Proprio perché il volto è rivelatore della fitness, esso può essere guidato a ingannare dando false informazioni sulle qualità che sottende. Il truccarsi ha dunque una funzione ambivalente; può esaltare quelle parti del viso che maggiormente danno conto di sé stessi. Gli occhi e le labbra ne sono fortemente indicatori, il metterli in evidenza attraverso tinture raffinate può porre il possibile interlocutore in uno stato d’animo più fiducioso; in un certo senso il trucco diventa una sorta di handicap a cui ci si sottopone per rendere più credibile la propria fitness. Questo tuttavia non protegge dall’altrui inganno in quanto il trucco può mascherare difetti, rendere meno leggibile l’età, disorientare il partner convincendolo di una fitness che ha consistenza meno elevata di quello che si proclama. Vengono così attivate informazioni manipolative che rendono complessa la partita che ciascuno è costretto a giocare sul piano della riproduzione e della sopravvivenza.
Questi meccanismi ingannevoli non sono un requisito specifico dell’uomo, ma appaiono diffusamente presenti sia nel mondo animale sia in quello vegetale. I processi che essi sottendono vanno ricercati sia nella spinta alla sopravvivenza - e in tal senso si svolgono sotto l’azione della selezione naturale - sia in comportamenti legati alla scelta del partner, al corteggiamento, alla riproduzione, e sotto tale aspetto sono guidati dalla selezione sessuale.
Si resta stupiti e sconcertati dalla cura dei particolari che alcune forme di criptismo e di mimetismo sono in grado di presentare. Si può vedere un rametto secco o una foglia: in realtà, quelli che si è presunti essere tali, si sottraggono allo sguardo di chi li sta osservando e guadagnano velocemente un’altra posizione ingannevole in qualche altro luogo della pianta.
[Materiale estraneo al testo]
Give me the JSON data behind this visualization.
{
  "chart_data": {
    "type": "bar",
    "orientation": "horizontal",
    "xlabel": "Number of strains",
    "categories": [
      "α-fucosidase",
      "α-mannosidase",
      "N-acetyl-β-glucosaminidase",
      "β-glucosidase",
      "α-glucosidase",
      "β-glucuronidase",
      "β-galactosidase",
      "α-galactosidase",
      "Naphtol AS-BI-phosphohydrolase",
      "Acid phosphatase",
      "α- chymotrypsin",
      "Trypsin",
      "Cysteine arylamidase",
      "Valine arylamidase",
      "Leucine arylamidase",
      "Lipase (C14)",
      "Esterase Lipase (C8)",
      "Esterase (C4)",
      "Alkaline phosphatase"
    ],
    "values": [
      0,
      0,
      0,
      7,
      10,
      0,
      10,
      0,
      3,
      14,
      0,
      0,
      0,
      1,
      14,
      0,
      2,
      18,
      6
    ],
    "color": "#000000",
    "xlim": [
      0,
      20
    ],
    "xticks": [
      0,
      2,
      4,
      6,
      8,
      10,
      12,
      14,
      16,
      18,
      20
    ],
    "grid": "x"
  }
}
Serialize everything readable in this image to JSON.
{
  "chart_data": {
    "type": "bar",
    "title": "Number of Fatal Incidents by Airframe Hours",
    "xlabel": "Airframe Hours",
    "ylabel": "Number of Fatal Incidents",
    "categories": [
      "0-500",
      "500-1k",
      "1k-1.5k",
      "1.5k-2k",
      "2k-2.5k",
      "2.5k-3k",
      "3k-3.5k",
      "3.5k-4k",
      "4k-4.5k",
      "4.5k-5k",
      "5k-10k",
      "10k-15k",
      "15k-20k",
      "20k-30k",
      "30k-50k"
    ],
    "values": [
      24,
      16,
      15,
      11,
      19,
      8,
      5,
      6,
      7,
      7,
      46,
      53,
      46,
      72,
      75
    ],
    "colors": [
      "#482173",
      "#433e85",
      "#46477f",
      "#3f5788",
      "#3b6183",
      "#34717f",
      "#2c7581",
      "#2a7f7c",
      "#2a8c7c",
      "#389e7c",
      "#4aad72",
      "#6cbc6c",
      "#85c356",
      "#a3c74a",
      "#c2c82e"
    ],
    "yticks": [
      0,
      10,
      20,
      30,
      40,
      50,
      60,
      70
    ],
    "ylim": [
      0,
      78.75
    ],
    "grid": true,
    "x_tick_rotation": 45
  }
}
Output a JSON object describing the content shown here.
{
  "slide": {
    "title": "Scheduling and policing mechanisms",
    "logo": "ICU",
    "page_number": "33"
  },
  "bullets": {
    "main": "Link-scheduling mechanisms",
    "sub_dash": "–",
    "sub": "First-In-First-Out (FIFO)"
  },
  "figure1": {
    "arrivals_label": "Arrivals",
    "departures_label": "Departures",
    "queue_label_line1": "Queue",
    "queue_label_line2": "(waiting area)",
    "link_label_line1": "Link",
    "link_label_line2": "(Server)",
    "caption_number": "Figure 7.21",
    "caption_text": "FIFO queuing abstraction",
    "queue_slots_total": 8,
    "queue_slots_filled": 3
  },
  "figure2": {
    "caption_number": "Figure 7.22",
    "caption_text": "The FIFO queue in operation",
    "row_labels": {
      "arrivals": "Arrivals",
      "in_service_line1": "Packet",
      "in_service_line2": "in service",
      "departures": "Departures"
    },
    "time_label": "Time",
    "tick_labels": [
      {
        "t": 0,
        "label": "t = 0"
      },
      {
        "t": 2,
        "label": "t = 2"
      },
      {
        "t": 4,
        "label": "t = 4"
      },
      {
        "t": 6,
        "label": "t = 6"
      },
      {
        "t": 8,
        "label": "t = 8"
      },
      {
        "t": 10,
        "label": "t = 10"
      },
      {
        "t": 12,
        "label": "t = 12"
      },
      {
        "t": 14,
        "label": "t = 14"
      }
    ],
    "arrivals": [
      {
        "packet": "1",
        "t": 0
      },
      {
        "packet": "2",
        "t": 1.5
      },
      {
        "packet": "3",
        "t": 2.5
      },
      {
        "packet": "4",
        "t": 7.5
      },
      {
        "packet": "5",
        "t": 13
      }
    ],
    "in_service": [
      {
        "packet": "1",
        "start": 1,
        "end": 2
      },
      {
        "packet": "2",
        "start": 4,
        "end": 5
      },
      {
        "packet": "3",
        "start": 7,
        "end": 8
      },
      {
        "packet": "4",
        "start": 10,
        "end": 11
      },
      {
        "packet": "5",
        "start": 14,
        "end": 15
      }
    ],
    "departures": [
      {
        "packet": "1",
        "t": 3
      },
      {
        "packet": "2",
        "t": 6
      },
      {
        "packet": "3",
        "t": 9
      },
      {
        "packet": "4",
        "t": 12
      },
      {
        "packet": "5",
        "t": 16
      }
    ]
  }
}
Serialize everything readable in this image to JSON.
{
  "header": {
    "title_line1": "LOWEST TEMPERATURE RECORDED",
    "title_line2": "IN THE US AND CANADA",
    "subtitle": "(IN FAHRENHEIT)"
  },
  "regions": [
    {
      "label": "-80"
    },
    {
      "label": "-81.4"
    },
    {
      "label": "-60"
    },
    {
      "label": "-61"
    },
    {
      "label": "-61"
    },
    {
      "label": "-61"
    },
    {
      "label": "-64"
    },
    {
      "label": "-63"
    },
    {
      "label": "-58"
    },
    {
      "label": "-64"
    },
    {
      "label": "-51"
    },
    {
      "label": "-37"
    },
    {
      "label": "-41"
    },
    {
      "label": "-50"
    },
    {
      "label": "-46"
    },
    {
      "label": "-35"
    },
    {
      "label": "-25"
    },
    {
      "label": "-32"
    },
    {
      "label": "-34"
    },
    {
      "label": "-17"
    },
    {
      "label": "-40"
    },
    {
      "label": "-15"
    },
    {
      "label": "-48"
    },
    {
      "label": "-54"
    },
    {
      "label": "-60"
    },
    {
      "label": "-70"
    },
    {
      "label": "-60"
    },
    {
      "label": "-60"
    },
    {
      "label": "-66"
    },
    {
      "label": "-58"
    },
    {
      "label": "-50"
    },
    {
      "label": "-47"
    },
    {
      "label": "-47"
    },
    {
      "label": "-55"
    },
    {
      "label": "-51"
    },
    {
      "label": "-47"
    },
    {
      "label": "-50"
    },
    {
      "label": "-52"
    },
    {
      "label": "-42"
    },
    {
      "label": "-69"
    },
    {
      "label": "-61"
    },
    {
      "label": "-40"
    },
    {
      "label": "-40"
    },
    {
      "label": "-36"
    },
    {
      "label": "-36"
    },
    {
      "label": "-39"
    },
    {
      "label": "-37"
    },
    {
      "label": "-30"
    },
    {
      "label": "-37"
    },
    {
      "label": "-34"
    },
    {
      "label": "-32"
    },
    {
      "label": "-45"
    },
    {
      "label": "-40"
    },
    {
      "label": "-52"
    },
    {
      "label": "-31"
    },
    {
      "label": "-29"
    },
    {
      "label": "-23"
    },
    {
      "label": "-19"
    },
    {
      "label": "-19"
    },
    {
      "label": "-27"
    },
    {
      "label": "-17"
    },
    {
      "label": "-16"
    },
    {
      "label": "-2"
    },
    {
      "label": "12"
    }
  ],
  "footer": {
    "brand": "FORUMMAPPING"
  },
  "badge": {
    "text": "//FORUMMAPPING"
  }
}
Fiori dai colori rosati si rivelano essere delle mantidi insettivore (Hymenopus coronatus) in paziente attesa delle prede; altrove, altre mantidi (Idolum diabolicum) assumono le sembianze di petali variopinti. Ma attraverso quali processi si sono potute concretizzare forme mimetiche così mirabilmente ingannevoli? È documentato che il cambiamento evolutivo si realizza in tempi lunghi attraverso tappe graduali che possono svolgersi in milioni di anni. Esistono comunque processi di trasformazione che sotto la spinta della selezione sessuale si attuano in maniera galoppante in qualche migliaio di anni, dando luogo a caratteri e comportamenti di notevole complessità. La rapidità che caratterizza tali processi è dovuta al fatto che essi si svolgono sotto la pressione attiva dei partner che agiscono scegliendosi reciprocamente, anche se nella maggior parte degli animali è la femmina che attua la scelta preferenziale. In ogni caso viene incrementata così la frequenza, alla generazione successiva, dei geni per un determinato carattere e, insieme, delle preferenze per esso. Se gli individui, a seconda della specie di appartenenza, traggono una sensazione piacevole di fronte, ad esempio, a un particolare fiore molto appetito per il suo contenuto di nettare o a un frutto dal colore forte, come una mela rossa, ecco allora che se il partner è nella condizione di assumere elementi di colorazione o di forma che in qualche modo ricordano tali sostanze, esso può suscitare un maggiore interesse da parte dell’altro partner, in genere la femmina, e essere scelto in modo preferenziale. I loro figli erediteranno tali caratteristiche insieme alla particolare sensibilità o preferenza verso di esse. Tutto ciò scatena un meccanismo galoppante che può dare conto dell’affermarsi in tempi relativamente brevi dell’affermazione di tali caratteri. Il didietro rosso dei babbuini è forse frutto della sensazione di piacevolezza che nei loro antenati aveva suscitato la vista di una mela dai colori analoghi.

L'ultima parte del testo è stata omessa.